Head and neck restraint systems are known and are typically mandatory in racing events to help reduce injury and death during an incident, such as a car crash. Conventional high performance restraint systems typically include a safety belt, restraint device that is generally yoke-shaped and has a rigid collar portion that fits behind and partially around a user's neck and rigid stabilizing components that either fit over the upper torso front, down the upper torso back, or both, and that is associated with the safety belt, and a helmet attached to the restraint device by a tether system that allows for some degree of movement of the user's head.
Conventional high performance restraint devices are constructed such that the collar portion and the stabilizing components are rigidly fixed with respect to each other to act as one monolithic structure. The rigidly fixed relationship between the collar portion and the stabilizing components is a compromise driven by fit and comfort that influences the kinematics and analytical dynamics of the system such that the optimum desirable biomechanical characteristics to protect the user during an incident may not be achieved and, therefore, the user's ultimate safety may be compromised.
Furthermore, the rigidly fixed relationship between the collar portion and the stabilizing components of conventional high performance restraint devices inhibit a user from readily using a restraint device designed or configured for one seat and seating recline angle in other seats and seating recline angles, for example in different types of race cars. This may require a user to invest in multiple different restraint devices for each different race car they operate in order to provide adequate fit and comfort such that the user's safety is not compromised. Due to the influence of body type on effective seating recline angles, this may also require race teams to invest in multiple different restraint devices for users of the same race car with different body types in order to provide adequate fit and comfort for each user such that no user's safety is unnecessarily jeopardized. It also limits the opportunities for users to share a restraint device.

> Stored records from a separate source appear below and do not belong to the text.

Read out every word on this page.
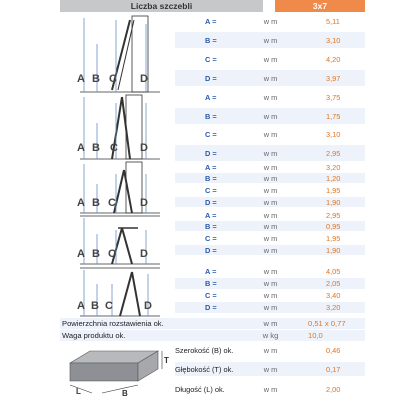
Liczba szczebli	3x7
A =	w m	5,11
B =	w m	3,10
C =	w m	4,20
D =	w m	3,97
A =	w m	3,75
B =	w m	1,75
C =	w m	3,10
D =	w m	2,95
A =	w m	3,20
B =	w m	1,20
C =	w m	1,95
D =	w m	1,90
A =	w m	2,95
B =	w m	0,95
C =	w m	1,95
D =	w m	1,90
A =	w m	4,05
B =	w m	2,05
C =	w m	3,40
D =	w m	3,20
A B C D
A B C D
A B C D
A B C D
A B C	D
Powierzchnia rozstawienia ok.	w m	0,51 x 0,77
Waga produktu ok.	w kg	10,0
Szerokość (B) ok.	w m	0,46
Głębokość (T) ok.	w m	0,17
Długość (L) ok.	w m	2,00
L	B
T
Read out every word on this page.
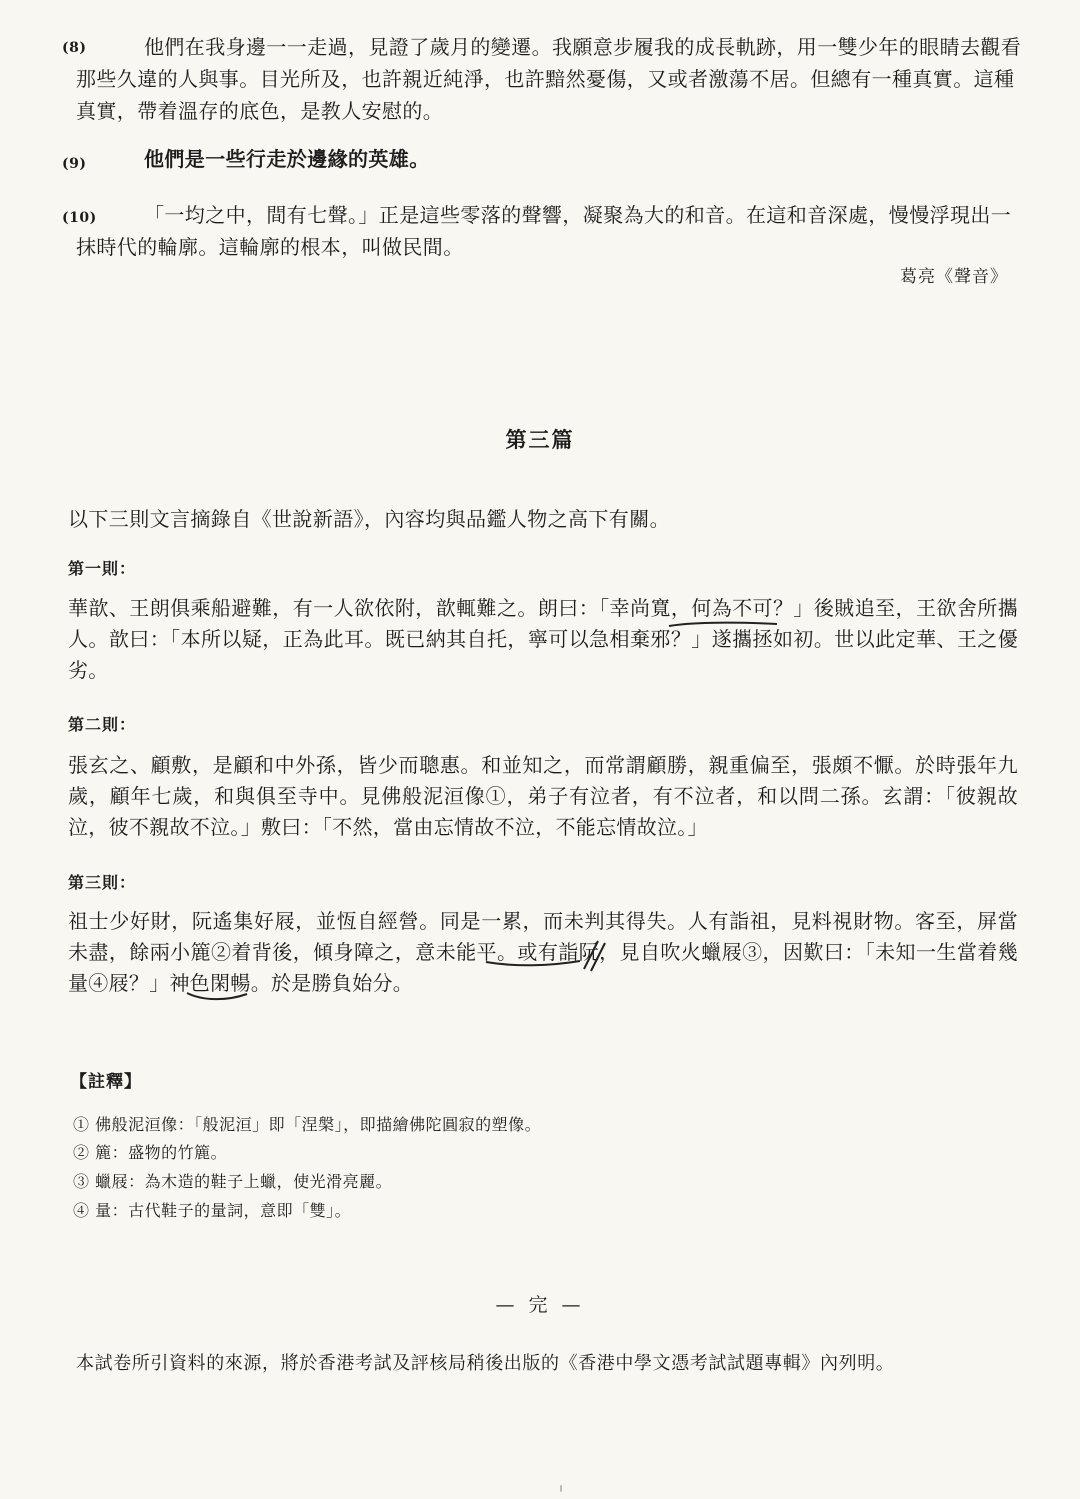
(8)	他們在我身邊一一走過，見證了歲月的變遷。我願意步履我的成長軌跡，用一雙少年的眼睛去觀看那些久違的人與事。目光所及，也許親近純淨，也許黯然憂傷，又或者激蕩不居。但總有一種真實。這種真實，帶着溫存的底色，是教人安慰的。
(9)	他們是一些行走於邊緣的英雄。
(10)	「一均之中，間有七聲。」正是這些零落的聲響，凝聚為大的和音。在這和音深處，慢慢浮現出一抹時代的輪廓。這輪廓的根本，叫做民間。
葛亮《聲音》
第三篇
以下三則文言摘錄自《世說新語》，內容均與品鑑人物之高下有關。
第一則：
華歆、王朗俱乘船避難，有一人欲依附，歆輒難之。朗曰：「幸尚寬，何為不可？」後賊追至，王欲舍所攜人。歆曰：「本所以疑，正為此耳。既已納其自托，寧可以急相棄邪？」遂攜拯如初。世以此定華、王之優劣。
第二則：
張玄之、顧敷，是顧和中外孫，皆少而聰惠。和並知之，而常謂顧勝，親重偏至，張頗不懨。於時張年九歲，顧年七歲，和與俱至寺中。見佛般泥洹像①，弟子有泣者，有不泣者，和以問二孫。玄謂：「彼親故泣，彼不親故不泣。」敷曰：「不然，當由忘情故不泣，不能忘情故泣。」
第三則：
祖士少好財，阮遙集好屐，並恆自經營。同是一累，而未判其得失。人有詣祖，見料視財物。客至，屏當未盡，餘兩小簏②着背後，傾身障之，意未能平。或有詣阮，見自吹火蠟屐③，因歎曰：「未知一生當着幾量④屐？」神色閑暢。於是勝負始分。
【註釋】
① 佛般泥洹像：「般泥洹」即「涅槃」，即描繪佛陀圓寂的塑像。
② 簏：盛物的竹簏。
③ 蠟屐：為木造的鞋子上蠟，使光滑亮麗。
④ 量：古代鞋子的量詞，意即「雙」。
— 完 —
本試卷所引資料的來源，將於香港考試及評核局稍後出版的《香港中學文憑考試試題專輯》內列明。
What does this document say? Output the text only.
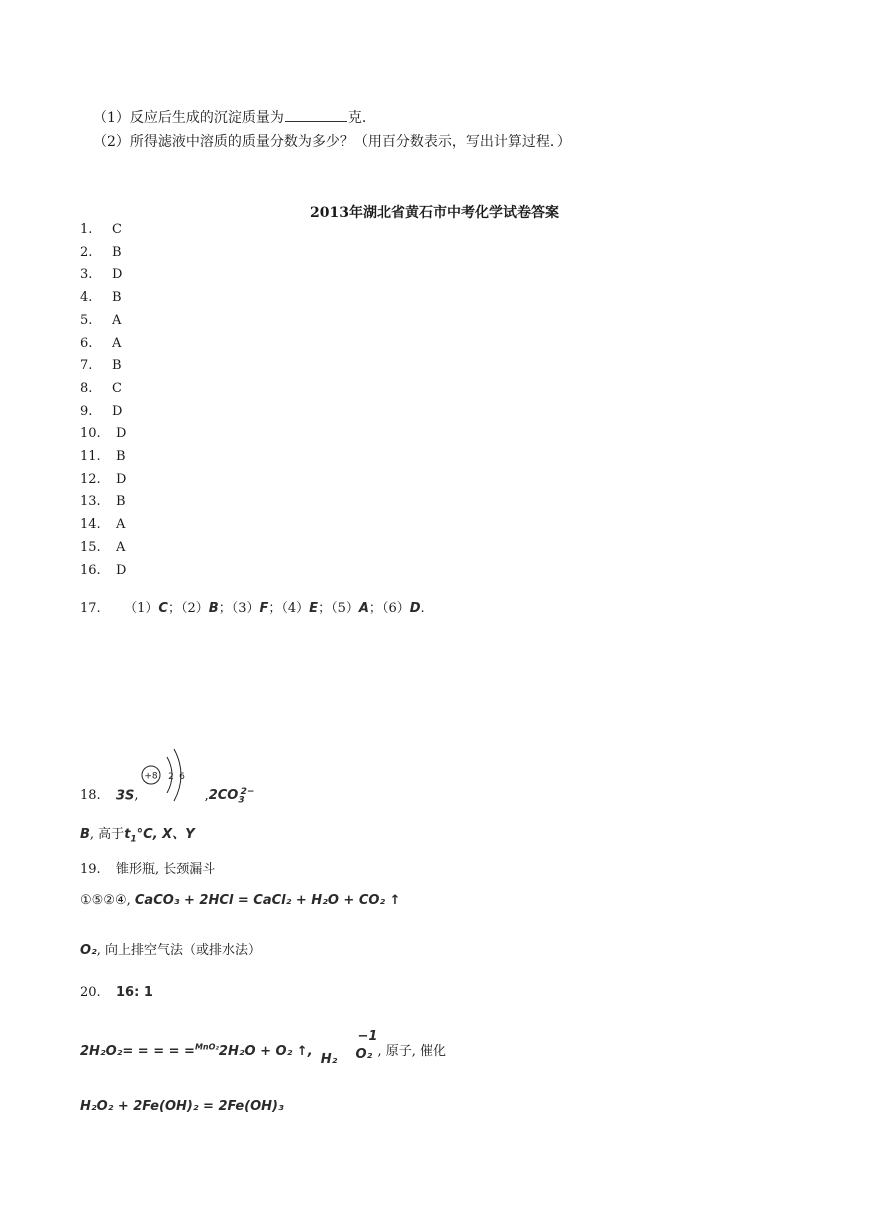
（1）反应后生成的沉淀质量为	克．
（2）所得滤液中溶质的质量分数为多少？（用百分数表示，写出计算过程．）
2013年湖北省黄石市中考化学试卷答案
1. C
2. B
3. D
4. B
5. A
6. A
7. B
8. C
9. D
10. D
11. B
12. D
13. B
14. A
15. A
16. D
17. （1）C；（2）B；（3）F；（4）E；（5）A；（6）D.
+8 2 6
18. 3S,	$,2CO_3^{2-}$
B, 高于$t_1^\circ C$, X、Y
19. 锥形瓶, 长颈漏斗
①⑤②④, CaCO₃ + 2HCl = CaCl₂ + H₂O + CO₂ ↑
O₂, 向上排空气法（或排水法）
20. 16: 1
2H₂O₂= = = = =$^{MnO_2}$2H₂O + O₂ ↑, H₂
−1
O₂ , 原子, 催化
H₂O₂ + 2Fe(OH)₂ = 2Fe(OH)₃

In addition, mass production economics dictate that the rigid stabilizing components of conventional high performance restraint devices have to be manufactured in a limited range of body contouring shapes yet still aim to meet the needs of a wide range of user body types. Manufacturers offer a variety of supplementary padding systems to try to help mask the resulting inherently limited fit and comfort. These padding systems have variable degrees of success in addressing comfort and fit and may introduce an additional level of instability into the systems such that a user's ultimate safety may be compromised.

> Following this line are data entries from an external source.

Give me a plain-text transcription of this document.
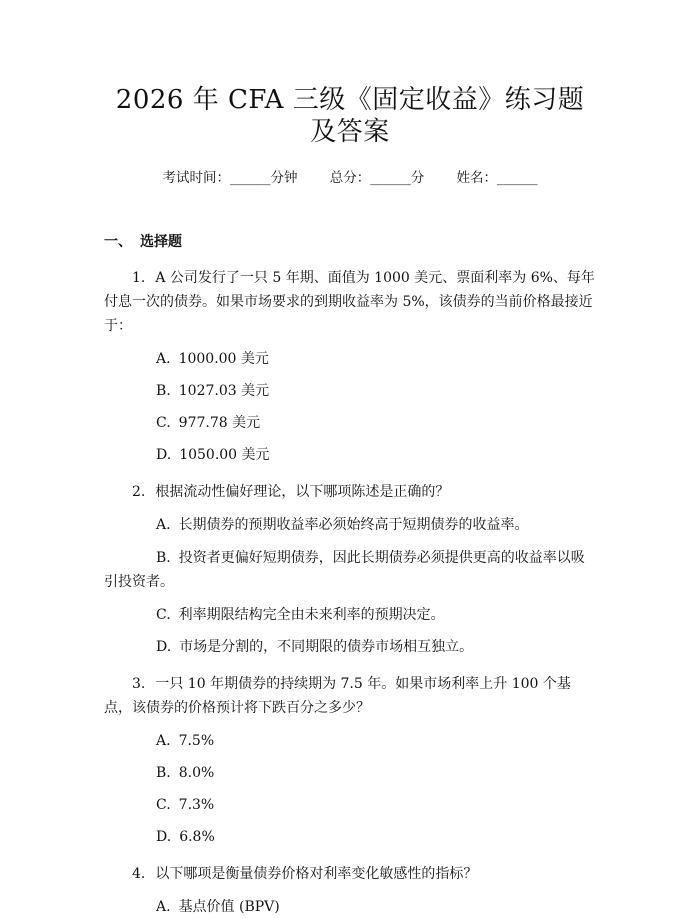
2026 年 CFA 三级《固定收益》练习题及答案
考试时间：______分钟 总分：______分 姓名：______
一、 选择题

1. A 公司发行了一只 5 年期、面值为 1000 美元、票面利率为 6%、每年付息一次的债券。如果市场要求的到期收益率为 5%，该债券的当前价格最接近于：

A. 1000.00 美元
B. 1027.03 美元
C. 977.78 美元
D. 1050.00 美元

2. 根据流动性偏好理论，以下哪项陈述是正确的？

A. 长期债券的预期收益率必须始终高于短期债券的收益率。
B. 投资者更偏好短期债券，因此长期债券必须提供更高的收益率以吸引投资者。
C. 利率期限结构完全由未来利率的预期决定。
D. 市场是分割的，不同期限的债券市场相互独立。

3. 一只 10 年期债券的持续期为 7.5 年。如果市场利率上升 100 个基点，该债券的价格预计将下跌百分之多少？

A. 7.5%
B. 8.0%
C. 7.3%
D. 6.8%

4. 以下哪项是衡量债券价格对利率变化敏感性的指标？

A. 基点价值 (BPV)
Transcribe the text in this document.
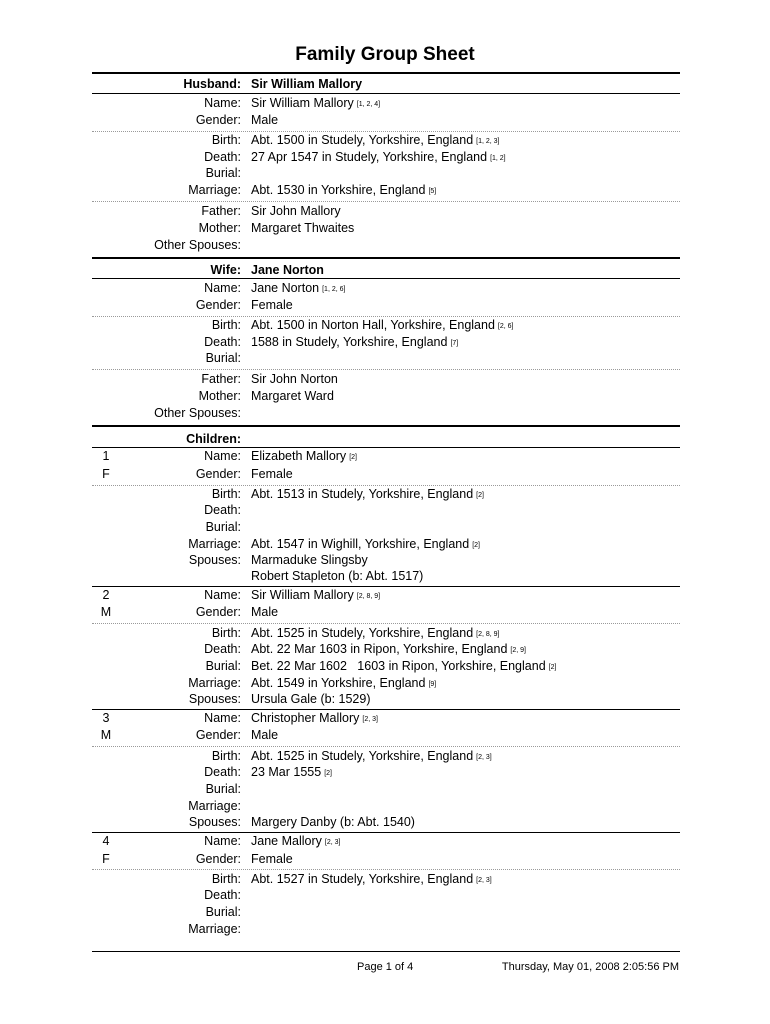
Family Group Sheet
Husband: Sir William Mallory
Name: Sir William Mallory [1, 2, 4]
Gender: Male
Birth: Abt. 1500 in Studely, Yorkshire, England [1, 2, 3]
Death: 27 Apr 1547 in Studely, Yorkshire, England [1, 2]
Burial:
Marriage: Abt. 1530 in Yorkshire, England [5]
Father: Sir John Mallory
Mother: Margaret Thwaites
Other Spouses:
Wife: Jane Norton
Name: Jane Norton [1, 2, 6]
Gender: Female
Birth: Abt. 1500 in Norton Hall, Yorkshire, England [2, 6]
Death: 1588 in Studely, Yorkshire, England [7]
Burial:
Father: Sir John Norton
Mother: Margaret Ward
Other Spouses:
Children:
1	Name: Elizabeth Mallory [2]
F	Gender: Female
Birth: Abt. 1513 in Studely, Yorkshire, England [2]
Death:
Burial:
Marriage: Abt. 1547 in Wighill, Yorkshire, England [2]
Spouses: Marmaduke Slingsby
Robert Stapleton (b: Abt. 1517)
2	Name: Sir William Mallory [2, 8, 9]
M	Gender: Male
Birth: Abt. 1525 in Studely, Yorkshire, England [2, 8, 9]
Death: Abt. 22 Mar 1603 in Ripon, Yorkshire, England [2, 9]
Burial: Bet. 22 Mar 1602   1603 in Ripon, Yorkshire, England [2]
Marriage: Abt. 1549 in Yorkshire, England [9]
Spouses: Ursula Gale (b: 1529)
3	Name: Christopher Mallory [2, 3]
M	Gender: Male
Birth: Abt. 1525 in Studely, Yorkshire, England [2, 3]
Death: 23 Mar 1555 [2]
Burial:
Marriage:
Spouses: Margery Danby (b: Abt. 1540)
4	Name: Jane Mallory [2, 3]
F	Gender: Female
Birth: Abt. 1527 in Studely, Yorkshire, England [2, 3]
Death:
Burial:
Marriage:
Page 1 of 4	Thursday, May 01, 2008 2:05:56 PM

It would be desirable to have a restraint device that, by permitting a degree of relative articulating movement of the collar with respect to the stabilizing components, improves the biomechanical performance of the restraint system and allows for one restraint device to be used by a wide variety of different users in a wide variety of different seat and seat recline angles, and by the manner of construction of its stabilizing components offer enhanced standards of comfort, fit and reliability.